The island also needs more time to expand the island's only commercial port of entry for construction materials for the military buildup, according to the governor.

"I don't have a set date, but I think that moving it beyond 2014 to even 2018, a four-year push, would be better for us. It is a more sustained growth. There's no peak and a bust," Camacho said in an interview yesterday.

There will be no post-buildup recession as predicted in the draft impact statement, he added.

David Leddy, president of the Guam Chamber of Commerce, said the governor's request is consistent with the Defense Department's revisions to the buildup timetable.

"We think a delay is good for the island as it will afford us more time to assimilate the changes that are coming forth and for more of our local businesses to participate," Leddy said.

Gerry Perez, a member of the initial group of Guam Chamber officials who started knocking on doors in Washington, D.C., almost a decade ago to invite the military to expand its presence on Guam as the island faced an economic downturn starting with the economic crisis, said yesterday Guam also needs to consider America's national security interests.

Voicing his personal opinion, Perez, who also is the Guam Visitors Bureau general manager, said: "I can say that our original objective of attracting a larger military footprint to expand our economic base, provide local employment, and stimulate other economic activity was a success."

"The key question now before the island's leadership is how best to negotiate and harness this military buildup opportunity in a manner that benefits the local community while satisfying our national security interests," Perez said.

"Quite frankly, it is the reality of funding, capacity constraints, and the timely resolution of differences in the magnitude and dispersal of this (military expansion footprint) that will ultimately determine the buildup schedule, whether in 2014 or beyond," Perez said.

The relocation of Marines from Okinawa to Guam is part of a Japan-United States pact to reduce the presence of U.S. troops in Okinawa.

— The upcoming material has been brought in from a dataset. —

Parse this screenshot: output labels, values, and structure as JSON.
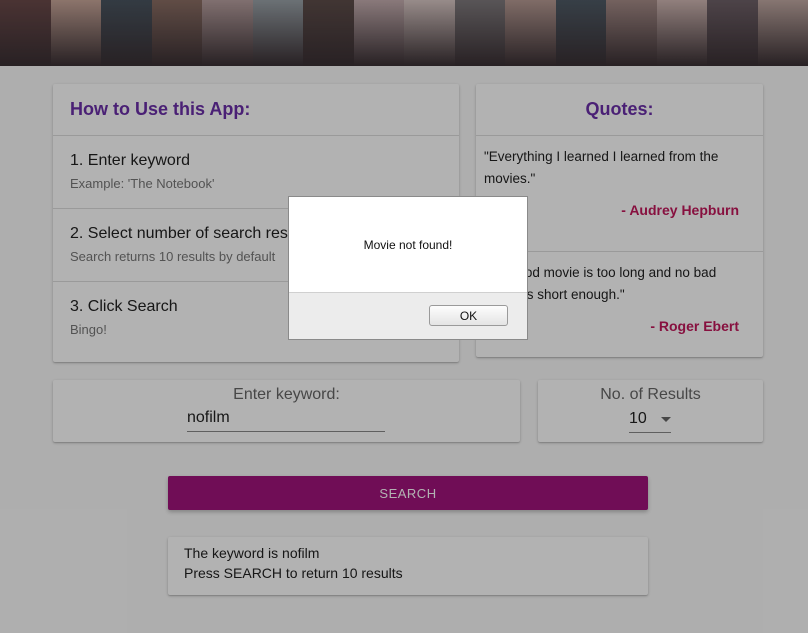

Japan has agreed to pay $6 billion of the $10.2 billion relocation cost under an agreement that was finalized last year -- before a new set of Japanese elected leaders came into office.

Later last year, however, some of the newly elected leaders in Japan began to suggest they want all U.S. troops out of Okinawa completely. In recent weeks, Japan officials hinted they may ask for the bilateral agreement to be renegotiated.

The relocation of Marines to Guam is part of a broader military expansion plan on Guam, which includes building an Army missile defense facility, and accommodations and wharf facilities for recurring visits of an aircraft carrier or two, according to preliminary military plans.

Vice Speaker Benjamin Cruz and Delegate Madeleine Bordallo both have written letters in support of extending the amount of time residents can comment on the buildup's draft impact statement.

Without the granting of the 45-day extension request, Guam residents have until Feb. 18, Guam time, to comment. The deadline to comment is Feb. 17, Washington time.

Bordallo was unavailable for comment yesterday. The Defense Department's Joint Guam Program Office, which coordinates buildup issues, did not have an immediate comment.

Sen. Judith Guthertz also has called for the Marines' move to be stretched "over a period of eight years instead of only two years."

The island would have to accommodate not only the Marines and their dependents, but also workers from off island who will contribute to the population boom.

"We reported on the availability of workforce housing and all of the Guam Land Use Commission's approval of all those properties in terms of the needs of the H2 workforce," said Department of Land Management Director Chris Duenas.

He said the agency presented more than 130 comments on the draft EIS to the governor's office.

The department also visited JGPO officials and requested a discussion between JGPO, the governor's office and the Legislature.

"The military and JGPO should go to the governor's office and the Legislature to discuss the possibilities of what they would do in terms of land exchange and what that would mean for the people of Guam."

The department has been working with the Chamorro Land Trust and the Ancestral Land Commissions to ensure they all have the correct inventory on the properties on Guam, Duenas said.